Monday, December 1, 2008

Cost of medical procedures: not the only consideration


Cost is very important to payors, but when you are talking about patients and medical procedures, that is not the only consideration. Travelling a great distance, what the evidence shows in terms of outcomes, and the “overall” patient experience, all play into the decision. This gives a qualitatively unique analysis, which will help patients make the right decision for their healthcare. It will give them the opportunity to adopt a locus of responsibility for determining good value for money. Where they or their employers must freight the cost of travel, now the patients and payors will know what value is being offered on the other end, and at what price relative to newly proposed standards.

A coalition of aggregated data is clearly one step to solving the “which hospital is best” guessing game. Analysing that data in a meaningful way that combines hospital and patient-reported outcomes is the hard part. We deal with the case-mix problem every day in the pharmaceutical world.

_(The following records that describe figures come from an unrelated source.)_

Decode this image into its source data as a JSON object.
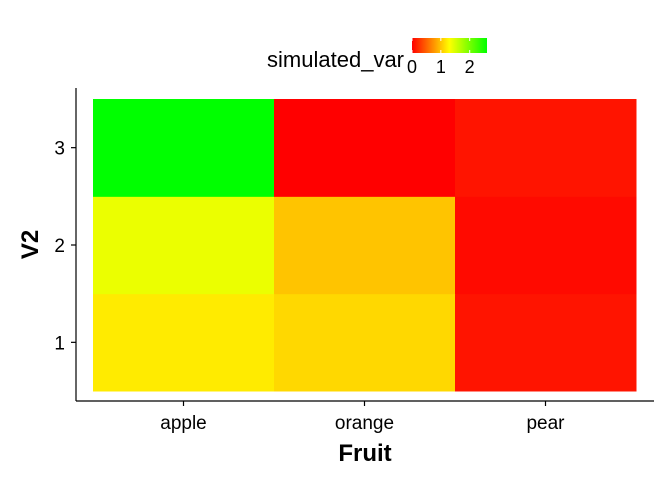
{
  "chart_data": {
    "type": "heatmap",
    "xlabel": "Fruit",
    "ylabel": "V2",
    "x_categories": [
      "apple",
      "orange",
      "pear"
    ],
    "y_categories": [
      "1",
      "2",
      "3"
    ],
    "values": [
      [
        1.2,
        1.1,
        0.1
      ],
      [
        1.4,
        1.0,
        0.05
      ],
      [
        2.6,
        0.0,
        0.1
      ]
    ],
    "legend": {
      "title": "simulated_var",
      "position": "top",
      "breaks": [
        0,
        1,
        2
      ],
      "range": [
        0,
        2.6
      ],
      "colors": [
        "#ff0000",
        "#ffff00",
        "#00ff00"
      ]
    },
    "grid": false
  }
}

We solve this problem the same way when we compare hospitals based on objective measures of cost and quality.
The end-user is the patient and it is really patient satisfaction that needs to be compared accurately across procedures, hospitals, languages and international borders. If a hospital is willing to stack up against others with long-standing reputations for excellence, that hospital must collect reliable outcome measures and report them in a manner that can be trusted. Even if procedures are different, patient satisfaction can be measured and compared across settings. We do this already in the pharmaceutical world and it is an easy step for us to measure treatment satisfaction in this world.

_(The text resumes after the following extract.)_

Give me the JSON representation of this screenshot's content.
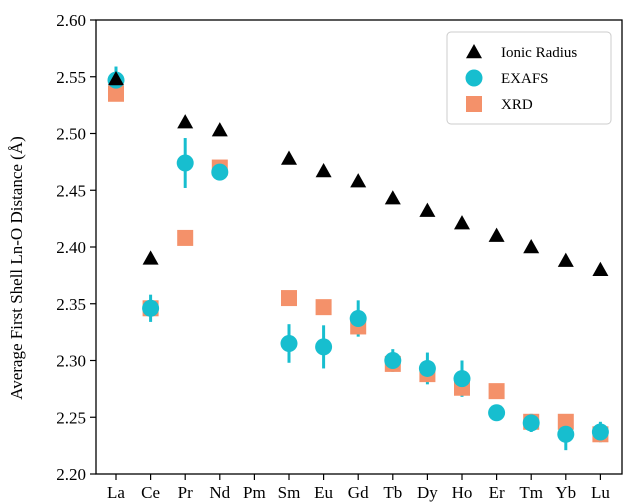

Why are American companies willing to send their personnel abroad for healthcare? One reason would be if the quality of care is really better than we would otherwise see at home. Another would be if the care given is better value for money. A third but essential reason would be if our personnel report high satisfaction with medical tourism. Ultimately, resources are going to flow into procedures and regions where patients report the highest satisfaction. Those hospitals which are not on that short-list may struggle.

Healthcare, and more specifically, hospital costs in the US are rising at double-digit rates. Payors have hit a wall in terms of their ability to increase premiums. Insurers have become very motivated to look at ways of reducing costs, yet maintaining excellence. Additionally, self-insured employer groups are searching for ways to control costs. These pressures point to an increased opportunity for travel outside of the US for certain procedures. Ultimately, we live in a global world market, markets are efficient so long as patients can make a fair assessment based on robust information. The tipping point rests in making sure this information is accurate. That is in turn one step in the direction of ensuring that, when push comes to shove, every employer can adequately insure their personnel to a high standard and without breaking the budget. The secret rests in the accuracy of information.